How To Get And Keep A Good Figure
Categories:
OUR TELEPHONE EXCHANGE AND ITS CABLES
Sources:
A Handbook Of Health
Erect Position is the Result of Vigorous Health. Naturally and
properly, an erect, graceful figure and a good carriage have always been
keenly desired; and much attention has been paid to the best means of
acquiring them; as we say, we try to get the habit of carrying
ourselves straight and well. But it must be remembered that an erect
figure and a good carriage are the results of health and vigor, rather
than the caus
of them.
Stooping, round shoulders, sitting all hunched up, or a shuffling
gait, are owing partly to bad habits, or slouchiness, but chiefly to
weak muscles and a badly-fed nervous system, often due to a poor
digestion and a weak circulation. If a child is not healthy and
vigorous, then no amount of drilling or reminders to sit straight and
stand erect will make him do so.
It is of great importance that the child should take an erect and
correct position for reading and writing, and while sitting at his desk;
and that the desk and the seat should fit him. But it is more important
that he should not sit at his desk in a stuffy room long enough to be
harmed by a cramped position.
There are few children who will hump over at their desks, if the
muscles of their backs and necks are strong and vigorous, and their
brains well ventilated. Nor will many of them bore their noses into
their books, or sprawl all over their copy books when they write, unless
the light is poor, or they have some defect of the eyes which has not
been corrected by proper glasses. A bad position or a bad carriage in a
child is a sign of ill health, and should be treated by the removal of
its cause.
Curvatures--Their Cause and Cure. There are various forms of
curvatures, or bendings, of the spine which are supposed to be owing to
faulty positions of sitting or of carrying the body. There is wide
difference of opinions as to their cause; but this all are agreed on,
that they practically never occur in sturdy, well-grown, active
children; and the way that they are now corrected is by careful systems
of balancing, muscular exercise, open-air life, and abundant feeding,
instead of using steel braces, or jackets, or schoolroom drills.

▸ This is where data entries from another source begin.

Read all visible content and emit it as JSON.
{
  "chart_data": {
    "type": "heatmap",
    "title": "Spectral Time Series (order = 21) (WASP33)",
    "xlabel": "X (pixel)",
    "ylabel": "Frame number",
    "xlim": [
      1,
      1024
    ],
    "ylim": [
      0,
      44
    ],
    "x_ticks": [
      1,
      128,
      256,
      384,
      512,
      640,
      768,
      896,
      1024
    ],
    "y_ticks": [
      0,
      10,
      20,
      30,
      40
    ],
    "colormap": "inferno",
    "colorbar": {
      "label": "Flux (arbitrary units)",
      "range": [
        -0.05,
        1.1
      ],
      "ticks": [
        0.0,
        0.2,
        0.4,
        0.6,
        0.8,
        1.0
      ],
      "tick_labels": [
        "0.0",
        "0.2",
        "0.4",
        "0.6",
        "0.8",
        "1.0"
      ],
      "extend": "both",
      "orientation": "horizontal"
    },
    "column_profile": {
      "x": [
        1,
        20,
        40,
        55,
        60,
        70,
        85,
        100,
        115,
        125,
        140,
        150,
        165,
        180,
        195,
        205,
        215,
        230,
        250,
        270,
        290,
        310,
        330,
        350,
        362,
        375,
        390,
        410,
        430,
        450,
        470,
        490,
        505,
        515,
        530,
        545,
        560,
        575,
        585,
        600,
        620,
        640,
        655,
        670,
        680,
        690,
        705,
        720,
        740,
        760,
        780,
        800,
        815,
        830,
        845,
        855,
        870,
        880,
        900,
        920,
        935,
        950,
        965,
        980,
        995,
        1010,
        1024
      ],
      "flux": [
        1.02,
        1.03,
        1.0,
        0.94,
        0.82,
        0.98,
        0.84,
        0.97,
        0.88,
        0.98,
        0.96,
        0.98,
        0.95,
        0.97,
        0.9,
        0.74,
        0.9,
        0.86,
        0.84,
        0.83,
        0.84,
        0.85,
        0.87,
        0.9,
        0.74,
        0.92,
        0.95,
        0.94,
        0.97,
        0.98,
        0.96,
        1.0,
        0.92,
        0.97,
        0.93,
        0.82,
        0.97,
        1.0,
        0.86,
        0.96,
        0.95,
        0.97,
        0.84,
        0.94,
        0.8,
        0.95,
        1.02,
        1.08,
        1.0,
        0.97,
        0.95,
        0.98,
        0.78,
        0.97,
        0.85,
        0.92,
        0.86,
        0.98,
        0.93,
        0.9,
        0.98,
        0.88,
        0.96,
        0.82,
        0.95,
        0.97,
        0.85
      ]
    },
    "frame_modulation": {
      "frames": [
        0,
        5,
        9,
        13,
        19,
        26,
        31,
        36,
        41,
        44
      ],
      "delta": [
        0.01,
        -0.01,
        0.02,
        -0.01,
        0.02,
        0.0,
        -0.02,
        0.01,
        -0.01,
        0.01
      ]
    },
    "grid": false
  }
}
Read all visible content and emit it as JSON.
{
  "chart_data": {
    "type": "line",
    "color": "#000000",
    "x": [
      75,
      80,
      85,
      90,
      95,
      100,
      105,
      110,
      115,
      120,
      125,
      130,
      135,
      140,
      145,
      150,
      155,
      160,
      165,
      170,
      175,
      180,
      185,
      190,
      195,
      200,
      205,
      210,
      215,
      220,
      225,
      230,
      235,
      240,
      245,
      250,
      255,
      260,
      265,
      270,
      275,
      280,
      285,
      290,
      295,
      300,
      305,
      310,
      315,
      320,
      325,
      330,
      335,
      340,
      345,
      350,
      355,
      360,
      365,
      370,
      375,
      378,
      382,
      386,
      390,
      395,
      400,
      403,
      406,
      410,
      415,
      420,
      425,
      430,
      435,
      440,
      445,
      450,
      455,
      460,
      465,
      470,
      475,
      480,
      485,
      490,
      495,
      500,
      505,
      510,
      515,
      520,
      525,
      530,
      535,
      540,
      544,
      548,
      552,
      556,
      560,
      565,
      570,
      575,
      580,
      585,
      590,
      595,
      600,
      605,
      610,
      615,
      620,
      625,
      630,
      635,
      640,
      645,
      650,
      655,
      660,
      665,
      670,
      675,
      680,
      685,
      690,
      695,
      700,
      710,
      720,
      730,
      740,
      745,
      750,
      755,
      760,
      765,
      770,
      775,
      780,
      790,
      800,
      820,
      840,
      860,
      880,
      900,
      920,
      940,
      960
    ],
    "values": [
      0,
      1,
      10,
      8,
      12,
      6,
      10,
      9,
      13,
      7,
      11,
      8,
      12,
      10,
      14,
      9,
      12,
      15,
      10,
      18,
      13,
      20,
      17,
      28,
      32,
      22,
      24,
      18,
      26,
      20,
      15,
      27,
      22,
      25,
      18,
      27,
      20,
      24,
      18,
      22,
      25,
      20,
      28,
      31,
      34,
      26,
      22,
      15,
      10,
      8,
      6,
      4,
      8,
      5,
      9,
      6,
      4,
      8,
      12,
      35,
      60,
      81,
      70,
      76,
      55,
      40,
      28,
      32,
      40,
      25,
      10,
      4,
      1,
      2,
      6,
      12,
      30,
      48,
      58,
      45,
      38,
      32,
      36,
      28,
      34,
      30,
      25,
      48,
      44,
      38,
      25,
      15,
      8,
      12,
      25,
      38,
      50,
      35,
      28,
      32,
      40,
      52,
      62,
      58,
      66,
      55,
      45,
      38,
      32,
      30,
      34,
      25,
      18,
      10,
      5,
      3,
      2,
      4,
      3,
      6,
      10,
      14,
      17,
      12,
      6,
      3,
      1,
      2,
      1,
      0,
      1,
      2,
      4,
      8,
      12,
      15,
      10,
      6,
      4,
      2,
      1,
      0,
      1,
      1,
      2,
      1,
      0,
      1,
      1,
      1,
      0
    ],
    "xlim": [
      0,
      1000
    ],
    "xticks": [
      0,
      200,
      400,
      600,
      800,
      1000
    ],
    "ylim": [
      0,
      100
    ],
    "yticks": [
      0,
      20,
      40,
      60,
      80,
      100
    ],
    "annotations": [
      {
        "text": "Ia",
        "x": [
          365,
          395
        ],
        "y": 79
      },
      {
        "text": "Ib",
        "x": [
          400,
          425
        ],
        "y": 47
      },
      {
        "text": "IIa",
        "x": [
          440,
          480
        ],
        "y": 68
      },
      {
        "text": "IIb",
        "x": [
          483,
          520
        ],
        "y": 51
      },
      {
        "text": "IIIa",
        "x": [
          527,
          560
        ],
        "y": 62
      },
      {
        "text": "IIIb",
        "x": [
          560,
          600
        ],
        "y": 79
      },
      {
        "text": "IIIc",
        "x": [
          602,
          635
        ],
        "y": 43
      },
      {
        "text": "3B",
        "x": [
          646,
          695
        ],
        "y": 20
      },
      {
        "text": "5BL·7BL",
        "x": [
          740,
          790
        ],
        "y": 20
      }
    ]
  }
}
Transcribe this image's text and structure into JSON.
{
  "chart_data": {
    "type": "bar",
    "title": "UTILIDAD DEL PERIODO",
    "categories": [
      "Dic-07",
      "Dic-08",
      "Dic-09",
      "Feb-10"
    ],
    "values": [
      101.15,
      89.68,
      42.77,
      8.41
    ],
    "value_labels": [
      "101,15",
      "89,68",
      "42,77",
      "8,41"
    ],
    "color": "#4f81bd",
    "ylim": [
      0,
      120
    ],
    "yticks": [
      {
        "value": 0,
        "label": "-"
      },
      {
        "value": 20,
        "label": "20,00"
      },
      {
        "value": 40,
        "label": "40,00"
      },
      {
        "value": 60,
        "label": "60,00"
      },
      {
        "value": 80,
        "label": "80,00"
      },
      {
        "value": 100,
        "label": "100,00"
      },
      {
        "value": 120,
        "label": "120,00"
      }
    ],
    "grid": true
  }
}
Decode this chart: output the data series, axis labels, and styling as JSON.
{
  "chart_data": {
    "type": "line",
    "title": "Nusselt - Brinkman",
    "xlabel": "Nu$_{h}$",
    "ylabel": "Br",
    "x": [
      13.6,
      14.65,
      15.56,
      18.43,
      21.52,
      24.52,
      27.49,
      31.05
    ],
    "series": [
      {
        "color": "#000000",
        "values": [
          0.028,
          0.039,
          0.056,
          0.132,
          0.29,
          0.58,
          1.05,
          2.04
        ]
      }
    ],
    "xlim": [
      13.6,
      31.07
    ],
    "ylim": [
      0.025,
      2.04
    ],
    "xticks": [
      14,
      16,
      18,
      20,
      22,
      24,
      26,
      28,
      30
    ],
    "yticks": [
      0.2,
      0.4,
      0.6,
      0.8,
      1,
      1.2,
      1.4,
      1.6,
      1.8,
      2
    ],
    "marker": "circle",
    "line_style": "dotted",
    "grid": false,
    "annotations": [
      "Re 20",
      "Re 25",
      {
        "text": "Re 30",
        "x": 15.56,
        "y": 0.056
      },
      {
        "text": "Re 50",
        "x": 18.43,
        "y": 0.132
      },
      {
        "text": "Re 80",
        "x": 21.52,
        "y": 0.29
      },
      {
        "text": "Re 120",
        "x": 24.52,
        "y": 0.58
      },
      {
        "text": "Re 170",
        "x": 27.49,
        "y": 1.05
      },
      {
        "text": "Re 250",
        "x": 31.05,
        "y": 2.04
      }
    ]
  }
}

Much the same is true of other deformities and defects of the body, as,
for instance, round shoulders, or flat-foot, or even such serious ones
as club-foot and bow-legs. Nearly all these are caused by the
weakness or wrong action of some muscle, or groups of muscles. If this
be long continued or neglected, the bones--which, you will remember,
were made by the muscles in the first place--will be warped out of
shape. When this has occurred, it is often necessary to bring back the
limb, or foot, into a nearly straight position by mechanical or surgical
means; but we now largely depend upon muscular exercises combined with
rubbing and massage with the hand, and on building up the general vigor
of the entire body, so that the muscles will pull the limb or the
backbone back into proper position. Take care of the muscles, and the
bones will take care of themselves! Make the body strong, vigorous, and
happy, and it will hold and carry itself.